Die Anlagen einzubauen, ist nicht weiter kompliziert. Es wird weder ein Abwasser- noch ein Stromanschluss benötigt, da wir den Wasserdruck in der Leitung nutzen, ähnlich wie ein Wasserkraftwerk. Außerdem ist der Platzbedarf geringer, da das System direkt in die Rohrleitung integriert wird. In der Regel dauert der Einbau nicht länger als 60 Minuten. Je nach Modell erreichen wir eine Lebensdauer von bis zu 20 Jahre. Danach wird das System ausgetauscht und kann zu 100 Prozent recycelt werden.

Warum uns die Sanitärbetriebe abblitzen ließen

Doch die eingesessene Sanitärbranche ließ uns zunächst abblitzen. Denn im Vergleich zu herkömmlichen Wasserenthärtungsanlagen mit Salz ist unser Produkt kostengünstiger und benötigt keine Wartung. Durch geringere Deckungsbeiträge und den Wegfall des Folgegeschäfts war unser Produkt für den Großhandel und lokale Installateure finanziell weniger interessant.

Auch für dieses Problem musste eine Lösung her: Wir entschieden uns für den Online-Vertrieb. Das Überraschende: Sofort zeigten lokale  Sanitärbetriebe Interesse an schlüsselfertigen Einbauaufträgen. Innerhalb von drei Jahren wuchs das bundesweite Netzwerk aus Installationsunternehmen von zehn auf über 270 an und der Umsatz erreichte einen siebenstelligen Bereich. Begleitet wurde das stetige Wachstum von einer Nominierung für den Deutschen Nachhaltigkeitspreis Design 2021 – ohne dass wir uns hierfür beworben hätten. Und seit dem Frühjahr 2021 führt das Hessische Ministerium für Wirtschaft, Energie, Verkehr und Wohnen Aqon Pure in seinem Ecodesign Bericht.

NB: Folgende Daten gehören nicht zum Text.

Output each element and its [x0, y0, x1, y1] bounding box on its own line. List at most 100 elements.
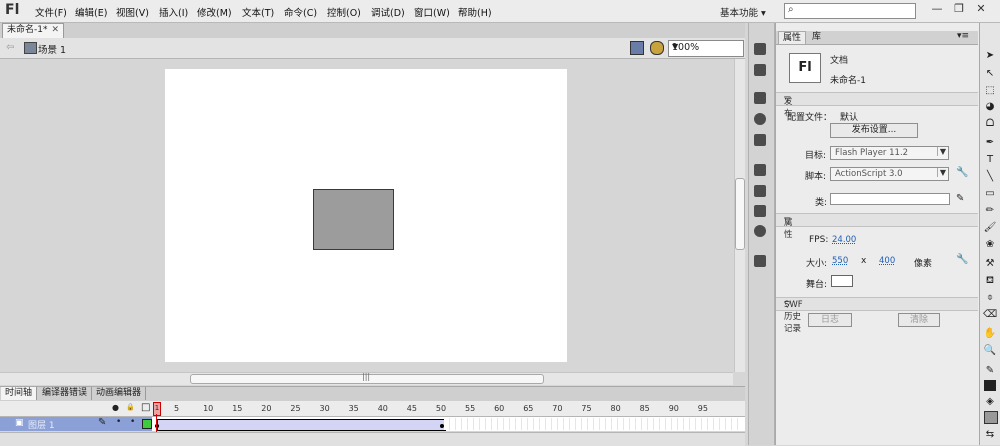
- tab-compiler-errors[interactable]: 编译器错误: [38, 387, 93, 400]
- paint-bucket-tool-icon[interactable]: ⛾: [983, 274, 997, 287]
- edit-scene-icon[interactable]: [650, 41, 664, 55]
- lasso-tool-icon[interactable]: ᗝ: [983, 117, 997, 130]
- frame-number: 50: [435, 404, 447, 413]
- outline-icon[interactable]: □: [141, 402, 150, 413]
- pen-tool-icon[interactable]: ✒: [983, 136, 997, 149]
- align-panel-icon[interactable]: [754, 43, 766, 55]
- zoom-tool-icon[interactable]: 🔍: [983, 344, 997, 357]
- rectangle-tool-icon[interactable]: ▭: [983, 187, 997, 200]
- fps-value[interactable]: 24.00: [832, 235, 856, 245]
- wrench-icon[interactable]: 🔧: [956, 254, 968, 265]
- wrench-icon[interactable]: 🔧: [956, 167, 968, 178]
- close-button[interactable]: ✕: [972, 2, 990, 18]
- selection-tool-icon[interactable]: ➤: [983, 49, 997, 62]
- properties-section-header[interactable]: ▽ 属性: [776, 213, 978, 240]
- layer-visible-dot[interactable]: •: [116, 417, 121, 427]
- subselection-tool-icon[interactable]: ↖: [983, 67, 997, 80]
- workspace-label: 基本功能: [720, 8, 759, 19]
- document-tab-bar: [0, 23, 745, 39]
- fill-color-icon[interactable]: ◈: [983, 395, 997, 408]
- layer-name[interactable]: 图层 1: [28, 418, 55, 431]
- menu-help[interactable]: 帮助(H): [458, 5, 492, 19]
- panel-menu-icon[interactable]: ▾≡: [957, 31, 969, 41]
- brush-tool-icon[interactable]: 🖌: [983, 221, 997, 234]
- stroke-color-swatch[interactable]: [984, 380, 996, 391]
- eyedropper-tool-icon[interactable]: ⌽: [983, 291, 997, 304]
- height-value[interactable]: 400: [879, 256, 895, 266]
- code-snippets-icon[interactable]: [754, 164, 766, 176]
- components-icon[interactable]: [754, 185, 766, 197]
- chevron-down-icon: ▼: [936, 147, 946, 156]
- frame-number: 80: [610, 404, 621, 413]
- menu-file[interactable]: 文件(F): [35, 5, 67, 19]
- menu-edit[interactable]: 编辑(E): [75, 5, 107, 19]
- vertical-scroll-thumb[interactable]: [735, 178, 745, 250]
- motion-presets-icon[interactable]: [754, 205, 766, 217]
- close-icon[interactable]: ✕: [51, 25, 59, 35]
- scene-panel-icon[interactable]: [754, 255, 766, 267]
- hand-tool-icon[interactable]: ✋: [983, 327, 997, 340]
- layer-lock-dot[interactable]: •: [130, 417, 135, 427]
- eraser-tool-icon[interactable]: ⌫: [983, 308, 997, 321]
- class-input[interactable]: [830, 193, 950, 205]
- swatches-panel-icon[interactable]: [754, 64, 766, 76]
- eye-icon[interactable]: ●: [112, 403, 119, 412]
- pencil-tool-icon[interactable]: ✏: [983, 204, 997, 217]
- target-select[interactable]: Flash Player 11.2 ▼: [830, 146, 949, 160]
- menu-window[interactable]: 窗口(W): [414, 5, 450, 19]
- script-select[interactable]: ActionScript 3.0 ▼: [830, 167, 949, 181]
- menu-control[interactable]: 控制(O): [327, 5, 361, 19]
- deco-tool-icon[interactable]: ❀: [983, 238, 997, 251]
- bone-tool-icon[interactable]: ⚒: [983, 257, 997, 270]
- publish-settings-button[interactable]: 发布设置...: [830, 123, 918, 138]
- back-arrow-icon[interactable]: ⇦: [6, 42, 14, 53]
- edit-symbols-icon[interactable]: [630, 41, 644, 55]
- align-icon[interactable]: [754, 92, 766, 104]
- lock-icon[interactable]: 🔒: [126, 403, 135, 411]
- line-tool-icon[interactable]: ╲: [983, 170, 997, 183]
- scene-label[interactable]: 场景 1: [38, 42, 66, 56]
- keyframe-span[interactable]: [157, 419, 446, 431]
- info-icon[interactable]: [754, 113, 766, 125]
- tab-library[interactable]: 库: [808, 31, 825, 43]
- menu-debug[interactable]: 调试(D): [371, 5, 405, 19]
- minimize-button[interactable]: —: [928, 2, 946, 18]
- menu-command[interactable]: 命令(C): [284, 5, 317, 19]
- workspace-switcher[interactable]: 基本功能 ▾: [720, 5, 766, 19]
- script-label: 脚本:: [805, 172, 827, 182]
- menu-insert[interactable]: 插入(I): [159, 5, 188, 19]
- 3d-rotation-tool-icon[interactable]: ◕: [983, 100, 997, 113]
- restore-button[interactable]: ❐: [950, 2, 968, 18]
- free-transform-tool-icon[interactable]: ⬚: [983, 84, 997, 97]
- transform-icon[interactable]: [754, 134, 766, 146]
- swf-history-section-header[interactable]: ▽ SWF 历史记录: [776, 297, 978, 334]
- layer-icon: ▣: [15, 418, 24, 428]
- zoom-select[interactable]: 100% ▼: [668, 40, 744, 57]
- width-value[interactable]: 550: [832, 256, 848, 266]
- pencil-icon[interactable]: ✎: [956, 193, 964, 204]
- log-button[interactable]: 日志: [808, 313, 852, 327]
- text-tool-icon[interactable]: T: [983, 153, 997, 166]
- history-icon[interactable]: [754, 225, 766, 237]
- search-input[interactable]: ⌕: [784, 3, 916, 19]
- doc-type-label: 文档: [830, 56, 849, 66]
- stroke-color-icon[interactable]: ✎: [983, 364, 997, 377]
- layer-outline-color[interactable]: [142, 419, 152, 429]
- frame-number: 40: [377, 404, 388, 413]
- publish-section-header[interactable]: ▽ 发布: [776, 92, 978, 119]
- document-tab[interactable]: 未命名-1* ✕: [2, 23, 65, 38]
- stage-color-swatch[interactable]: [831, 275, 853, 287]
- empty-frames[interactable]: [444, 418, 740, 430]
- menu-text[interactable]: 文本(T): [242, 5, 274, 19]
- fill-color-swatch[interactable]: [984, 411, 998, 424]
- swap-colors-icon[interactable]: ⇆: [983, 428, 997, 441]
- tab-properties[interactable]: 属性: [778, 31, 807, 44]
- clear-button[interactable]: 清除: [898, 313, 940, 327]
- playhead[interactable]: 1: [153, 402, 161, 416]
- rectangle-shape[interactable]: [313, 189, 394, 250]
- menu-view[interactable]: 视图(V): [116, 5, 149, 19]
- tab-timeline[interactable]: 时间轴: [1, 387, 38, 400]
- menu-modify[interactable]: 修改(M): [197, 5, 232, 19]
- tab-motion-editor[interactable]: 动画编辑器: [92, 387, 147, 400]
- fps-label: FPS:: [809, 235, 829, 245]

Wir wollen auch politisch etwas ändern

Inzwischen sind wir auch politisch aktiv geworden. Im Vereinigten Königreich schreibt der „Domestic Heating Compliance Guide“ seit 2006 vor, dass aus Gründen der Energieeffizienz sämtliche neuerrichteten Gebäude in Regionen mit hartem Wasser mit Anlagen zum Schutz vor Kalkablagerungen ausgerüstet werden müssen. Denn wenn es in den Installationen keine Kalkablagerungen gibt, braucht es weniger Energie, um das Wasser aufzuheizen. Das spart klimaschädliches CO2.

Deutschland liegt im Vergleich zu Ländern wie den USA oder England beim Thema umweltfreundliche Wasseraufbereitung zurück. Hier können wir noch viel lernen.